JPMorgan avverte: la probabilità di una recessione globale nel 2025 sale al 60%. A spingere l’allarme, le nuove tariffe commerciali imposte dagli Stati Uniti e il rischio crescente di una guerra commerciale. I mercati reagiscono con forti ribassi e l’incertezza domina.
Quando le tensioni geopolitiche si intrecciano con decisioni economiche aggressive, l’effetto sui mercati globali non si fa attendere. E il recente annuncio del presidente Donald Trump, che ha introdotto nuove tariffe doganali su larga scala, ha sollevato un’ondata di preoccupazioni. Non solo tra investitori e imprese, ma anche tra i principali istituti finanziari globali.
A confermarlo è JPMorgan, che ha rivisto al rialzo la sua stima sulla possibilità di una recessione globale, portandola dal 40% al 60%. Una soglia che, per una banca d’investimento di tale peso, rappresenta un chiaro segnale di allerta.
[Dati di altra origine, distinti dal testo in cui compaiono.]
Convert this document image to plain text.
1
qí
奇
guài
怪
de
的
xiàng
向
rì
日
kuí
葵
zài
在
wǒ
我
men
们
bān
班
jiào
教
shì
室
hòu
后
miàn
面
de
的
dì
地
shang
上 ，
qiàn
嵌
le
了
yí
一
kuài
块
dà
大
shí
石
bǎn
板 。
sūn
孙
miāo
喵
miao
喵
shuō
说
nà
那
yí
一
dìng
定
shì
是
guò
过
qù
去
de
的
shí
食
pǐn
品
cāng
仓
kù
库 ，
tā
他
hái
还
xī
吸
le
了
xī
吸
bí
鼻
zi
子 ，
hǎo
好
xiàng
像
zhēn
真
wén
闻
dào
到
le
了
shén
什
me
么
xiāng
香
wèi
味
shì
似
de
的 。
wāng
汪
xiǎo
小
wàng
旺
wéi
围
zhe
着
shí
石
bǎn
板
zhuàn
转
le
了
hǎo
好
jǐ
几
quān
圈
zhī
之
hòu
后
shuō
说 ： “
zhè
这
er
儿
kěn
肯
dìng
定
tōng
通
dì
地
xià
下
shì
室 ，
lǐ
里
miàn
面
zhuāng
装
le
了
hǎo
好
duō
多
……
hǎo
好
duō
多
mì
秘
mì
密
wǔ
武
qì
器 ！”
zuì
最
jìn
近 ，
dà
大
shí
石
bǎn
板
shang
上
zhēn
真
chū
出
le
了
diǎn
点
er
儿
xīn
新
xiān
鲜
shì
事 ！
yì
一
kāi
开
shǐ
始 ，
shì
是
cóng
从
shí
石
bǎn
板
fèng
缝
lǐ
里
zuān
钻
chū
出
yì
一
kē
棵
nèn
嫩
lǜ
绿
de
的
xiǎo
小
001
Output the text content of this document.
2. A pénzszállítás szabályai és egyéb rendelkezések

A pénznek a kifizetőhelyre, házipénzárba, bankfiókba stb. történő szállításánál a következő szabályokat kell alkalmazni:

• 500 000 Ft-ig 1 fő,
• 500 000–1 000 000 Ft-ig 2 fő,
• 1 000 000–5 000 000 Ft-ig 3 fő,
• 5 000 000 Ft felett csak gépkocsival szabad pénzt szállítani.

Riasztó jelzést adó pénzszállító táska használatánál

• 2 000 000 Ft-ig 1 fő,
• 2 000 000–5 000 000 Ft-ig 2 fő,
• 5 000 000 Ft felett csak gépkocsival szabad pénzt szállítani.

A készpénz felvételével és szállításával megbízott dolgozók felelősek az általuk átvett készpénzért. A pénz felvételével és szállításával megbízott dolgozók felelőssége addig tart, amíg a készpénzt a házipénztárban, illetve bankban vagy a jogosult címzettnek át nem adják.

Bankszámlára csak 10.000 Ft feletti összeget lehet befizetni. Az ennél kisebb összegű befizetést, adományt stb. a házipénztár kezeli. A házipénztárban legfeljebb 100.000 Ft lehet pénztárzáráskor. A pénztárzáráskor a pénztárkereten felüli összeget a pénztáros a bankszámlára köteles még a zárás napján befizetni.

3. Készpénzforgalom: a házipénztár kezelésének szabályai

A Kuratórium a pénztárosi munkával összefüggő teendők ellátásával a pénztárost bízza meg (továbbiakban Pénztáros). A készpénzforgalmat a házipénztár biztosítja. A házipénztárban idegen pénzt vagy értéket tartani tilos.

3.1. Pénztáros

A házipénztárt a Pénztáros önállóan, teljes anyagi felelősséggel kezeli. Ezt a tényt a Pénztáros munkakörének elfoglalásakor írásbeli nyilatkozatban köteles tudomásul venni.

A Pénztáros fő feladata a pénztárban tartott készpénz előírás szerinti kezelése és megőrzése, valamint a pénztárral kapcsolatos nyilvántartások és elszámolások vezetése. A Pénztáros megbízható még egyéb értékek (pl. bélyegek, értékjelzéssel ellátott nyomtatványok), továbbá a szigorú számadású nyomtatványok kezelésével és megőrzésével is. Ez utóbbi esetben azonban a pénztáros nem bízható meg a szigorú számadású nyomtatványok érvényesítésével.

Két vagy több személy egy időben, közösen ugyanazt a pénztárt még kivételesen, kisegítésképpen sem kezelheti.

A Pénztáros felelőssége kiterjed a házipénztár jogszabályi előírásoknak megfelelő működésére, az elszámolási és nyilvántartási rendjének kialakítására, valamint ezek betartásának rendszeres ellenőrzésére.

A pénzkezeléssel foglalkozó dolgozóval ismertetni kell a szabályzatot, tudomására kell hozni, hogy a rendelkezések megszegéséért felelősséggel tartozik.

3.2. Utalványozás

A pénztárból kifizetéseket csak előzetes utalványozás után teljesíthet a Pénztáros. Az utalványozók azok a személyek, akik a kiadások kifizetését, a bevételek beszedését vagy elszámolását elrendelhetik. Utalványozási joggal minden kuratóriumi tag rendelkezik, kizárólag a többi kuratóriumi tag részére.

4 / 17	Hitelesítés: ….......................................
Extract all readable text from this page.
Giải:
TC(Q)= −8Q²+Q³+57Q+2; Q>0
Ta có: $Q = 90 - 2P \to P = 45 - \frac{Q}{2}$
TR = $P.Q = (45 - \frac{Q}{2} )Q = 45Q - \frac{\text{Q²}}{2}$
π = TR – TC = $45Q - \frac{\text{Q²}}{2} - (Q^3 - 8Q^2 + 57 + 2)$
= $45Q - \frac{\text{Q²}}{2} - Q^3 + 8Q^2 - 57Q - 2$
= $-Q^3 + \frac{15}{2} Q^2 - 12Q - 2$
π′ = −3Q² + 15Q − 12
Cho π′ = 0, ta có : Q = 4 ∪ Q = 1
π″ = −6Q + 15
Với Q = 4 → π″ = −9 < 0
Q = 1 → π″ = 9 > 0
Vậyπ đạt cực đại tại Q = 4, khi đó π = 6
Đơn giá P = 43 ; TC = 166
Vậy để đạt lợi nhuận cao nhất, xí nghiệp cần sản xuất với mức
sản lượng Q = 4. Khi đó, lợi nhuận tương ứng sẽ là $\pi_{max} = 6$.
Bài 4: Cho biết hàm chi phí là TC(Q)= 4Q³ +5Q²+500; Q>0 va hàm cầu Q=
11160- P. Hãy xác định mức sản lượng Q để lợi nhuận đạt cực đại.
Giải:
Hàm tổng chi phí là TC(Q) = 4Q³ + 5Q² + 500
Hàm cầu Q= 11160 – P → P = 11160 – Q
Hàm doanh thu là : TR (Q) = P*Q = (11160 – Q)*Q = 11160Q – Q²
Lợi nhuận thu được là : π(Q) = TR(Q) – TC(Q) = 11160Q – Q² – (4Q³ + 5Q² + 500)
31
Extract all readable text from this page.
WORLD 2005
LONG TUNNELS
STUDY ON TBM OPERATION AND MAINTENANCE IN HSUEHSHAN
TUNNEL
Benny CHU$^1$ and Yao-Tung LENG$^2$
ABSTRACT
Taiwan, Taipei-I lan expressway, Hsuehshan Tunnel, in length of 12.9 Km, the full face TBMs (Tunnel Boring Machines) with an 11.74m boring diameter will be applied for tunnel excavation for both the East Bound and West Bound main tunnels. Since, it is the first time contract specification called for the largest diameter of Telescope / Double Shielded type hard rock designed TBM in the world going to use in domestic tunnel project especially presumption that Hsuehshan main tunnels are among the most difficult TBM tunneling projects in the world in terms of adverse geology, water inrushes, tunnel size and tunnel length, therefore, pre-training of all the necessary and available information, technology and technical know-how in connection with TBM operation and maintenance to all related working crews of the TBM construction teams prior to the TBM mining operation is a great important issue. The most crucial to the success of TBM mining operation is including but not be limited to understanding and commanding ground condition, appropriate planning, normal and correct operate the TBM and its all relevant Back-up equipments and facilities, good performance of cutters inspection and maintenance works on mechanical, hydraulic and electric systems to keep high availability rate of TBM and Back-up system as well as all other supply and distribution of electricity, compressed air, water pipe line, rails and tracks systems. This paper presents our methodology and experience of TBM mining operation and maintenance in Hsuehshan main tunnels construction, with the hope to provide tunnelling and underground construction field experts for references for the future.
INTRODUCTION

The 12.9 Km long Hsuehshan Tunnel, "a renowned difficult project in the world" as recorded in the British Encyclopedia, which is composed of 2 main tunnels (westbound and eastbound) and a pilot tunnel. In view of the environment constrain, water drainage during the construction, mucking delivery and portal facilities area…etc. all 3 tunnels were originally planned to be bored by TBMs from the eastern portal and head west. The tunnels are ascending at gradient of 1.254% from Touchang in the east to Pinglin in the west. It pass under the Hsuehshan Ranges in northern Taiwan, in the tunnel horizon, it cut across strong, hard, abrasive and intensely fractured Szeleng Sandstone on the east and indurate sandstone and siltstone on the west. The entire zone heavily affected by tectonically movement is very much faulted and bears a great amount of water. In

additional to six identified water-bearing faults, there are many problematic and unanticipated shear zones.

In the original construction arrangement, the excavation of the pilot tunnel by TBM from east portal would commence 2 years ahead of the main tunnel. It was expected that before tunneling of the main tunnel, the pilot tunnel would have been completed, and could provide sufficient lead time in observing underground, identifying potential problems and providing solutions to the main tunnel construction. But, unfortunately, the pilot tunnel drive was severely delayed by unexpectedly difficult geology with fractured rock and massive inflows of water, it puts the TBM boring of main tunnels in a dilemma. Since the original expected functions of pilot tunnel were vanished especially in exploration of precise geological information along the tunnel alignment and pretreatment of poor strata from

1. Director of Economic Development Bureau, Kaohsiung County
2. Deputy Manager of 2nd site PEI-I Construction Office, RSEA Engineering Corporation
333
Secondo quanto riportato da Reuters, il piano tariffario include un’imposta del 10% su tutte le importazioni e dazi specifici fino al 34% per i prodotti cinesi, oltre a un 20% sulle merci provenienti dall’Unione Europea. È il più ampio incremento fiscale dal 1968, come ha dichiarato Bruce Kasman, capo economista di JPMorgan. Le conseguenze non si sono fatte attendere: il Dow Jones ha perso oltre 2.000 punti in pochi giorni, il Nasdaq è entrato in territorio negativo con un calo di oltre il 5%, e i principali listini europei, come il FTSE 100, hanno registrato flessioni vicine al 5%.
Anche le criptovalute hanno subito l’impatto: il Bitcoin è sceso sotto gli 83.000 $, mentre Ethereum, Solana e Dogecoin hanno perso terreno. L’incertezza generata dalle nuove tariffe e dalle potenziali ritorsioni della Cina ha creato una tempesta perfetta tra investitori, alimentando il timore di un effetto domino sull’economia mondiale.
Per JPMorgan, le nuove misure protezionistiche rischiano di compromettere la fiducia di imprese e consumatori. Kasman ha sottolineato che l’aumento delle tariffe non solo inciderà sul commercio, ma avrà effetti negativi su investimenti, consumi e crescita. Anche Goldman Sachs ha aggiornato le sue previsioni, alzando al 35% la probabilità di una recessione negli Stati Uniti, rispetto al precedente 20%, come riportato sempre da Reuters.
Secondo The Guardian, le implicazioni si estendono ben oltre gli Stati Uniti: l’interruzione delle catene di approvvigionamento e l’instabilità politica potrebbero bloccare l’espansione di interi settori produttivi in Europa e in Asia. Alcuni analisti temono inoltre che una risposta aggressiva da parte della Federal Reserve, attraverso ulteriori rialzi dei tassi, possa aggravare la situazione invece di contenerla.
Nel frattempo, aumenta l’interesse per gli asset rifugio: l’oro guadagna posizioni, e alcune stablecoin tornano in auge tra gli investitori più prudenti. Il messaggio, secondo molti analisti, è chiaro: in un clima di volatilità e pressioni inflazionistiche, serve cautela e attenzione ai segnali macroeconomici. Il futuro resta incerto, e per ora la parola più citata nei report finanziari è una sola: rischio.